As part of the refurbishment, outdated gas boilers were replaced with electric heat pumps, lighting was updated, and a high-performance façade was installed. The only new construction, aptly named ‘The Link,’ is a glass bridge adorned with greenery connecting the original building to the car park. This striking addition, anchored by a mature tree at its centre and featuring 150 sqm of outdoor terrace space, symbolises sustainability and serves as a flexible workspace and arrival point for the Officeworks team.
By choosing to redesign rather than demolish, 88% of the structure’s net lettable area was retained, while 91% of construction waste from the retrofit was diverted from landfill. This commitment aligns with Officeworks’ zero waste goal, as Fiona emphasises.
Officeworks is currently 90% of the way towards our zero-waste target. We are designing and developing circular products – and we want the places we occupy to be zero waste too.
Fiona Lawrie,, Head of Sustainability Officeworks
Electric dreams, energised for the future
Designing new buildings with electric systems, instead of gas, is “fairly straightforward,” says Laurent Deleu, founding director of engineering firm ADP Consulting. Retrofitting existing buildings to eliminate gas presents a more complex challenge, Laurent adds.
Powering commercial buildings with 100% renewable energy is also difficult, and feasible mostly for larger sites such as shopping centres and university campuses, while “CBD offices face significant constraints due to limited roof space”.
Chadstone Place's standout achievement lies in the remarkable reduction of embodied carbon from construction and materials. By opting for retrofitting over redevelopment, Vicinity Centres saved more than 1.1 million kilograms of carbon – equivalent to 1,100 tonnes of carbon per square metre of reused space.
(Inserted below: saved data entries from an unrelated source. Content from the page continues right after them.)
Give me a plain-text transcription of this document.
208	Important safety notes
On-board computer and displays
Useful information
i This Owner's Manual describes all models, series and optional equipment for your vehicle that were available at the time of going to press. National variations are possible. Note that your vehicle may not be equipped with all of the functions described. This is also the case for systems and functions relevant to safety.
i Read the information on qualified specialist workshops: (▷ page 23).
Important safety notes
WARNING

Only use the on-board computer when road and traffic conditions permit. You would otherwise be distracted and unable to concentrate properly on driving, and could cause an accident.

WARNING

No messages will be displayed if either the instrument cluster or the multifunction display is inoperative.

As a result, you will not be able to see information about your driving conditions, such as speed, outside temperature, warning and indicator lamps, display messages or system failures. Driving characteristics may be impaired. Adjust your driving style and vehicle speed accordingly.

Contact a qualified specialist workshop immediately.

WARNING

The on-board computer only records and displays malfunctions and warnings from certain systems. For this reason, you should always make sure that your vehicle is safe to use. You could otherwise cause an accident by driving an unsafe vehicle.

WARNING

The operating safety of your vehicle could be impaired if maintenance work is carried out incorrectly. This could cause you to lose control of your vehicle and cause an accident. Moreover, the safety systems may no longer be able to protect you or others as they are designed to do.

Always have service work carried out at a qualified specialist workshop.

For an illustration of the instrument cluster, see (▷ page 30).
Chadstone Place’s accomplishments have been verified by Living Future, earning Australia’s first Zero Carbon Certification, the world’s only performance-based standard to address both operational and embodied carbon emissions.
“To achieve Living Future’s rating, we had to demonstrate a 30% improvement in energy efficiency and to ensure embodied carbon emissions did not exceed 500 kilograms per square metre. We reduced Chadstone Place’s energy consumption by 62% and kept embodied carbon below 100 kilograms per square metre. We haven't just met Living Future’s targets; we've blown them out of the water,” Laurent says.
Sustainable spaces, engaged employees
Chadstone Place has also achieved Green Star and NABERS certifications; yet, for employees, green ratings are a baseline expectation. As Fiona notes, employees expect Officeworks to take action to reduce emissions.
What stands out for employees are the sustainability features throughout the building, from the hundreds of indoor plants to the electric bike, scooter and car charging stations, the openable windows flooding the spaces with fresh air, to the neurodiverse-friendly lighting and colour scheme.
Since the move, engagement among Officeworks’ 800-plus employees has soared – even drawing positive feedback from store-based team members. Workplace sentiment has improved by an impressive 27% in just one year. One team member remarked that the new office has “injected fresh energy” into the work environment, boosting motivation to be present regularly. “People have returned to the office in droves,” Fiona says, noting that mid-week attendance nearly doubled.
Chadstone Place’s palpable positive energy reflects that of the project team, Jayne Richardson adds. Upgrading Chadstone Place was both an “obligation and an opportunity”.
“Around two-thirds of the buildings we have today will still be standing in 2050. The challenge is: how do we fix them? We need enlightened tenants, ambitious landlords and motivated consulting teams to work together. When we do, we can create something even better than we imagined.”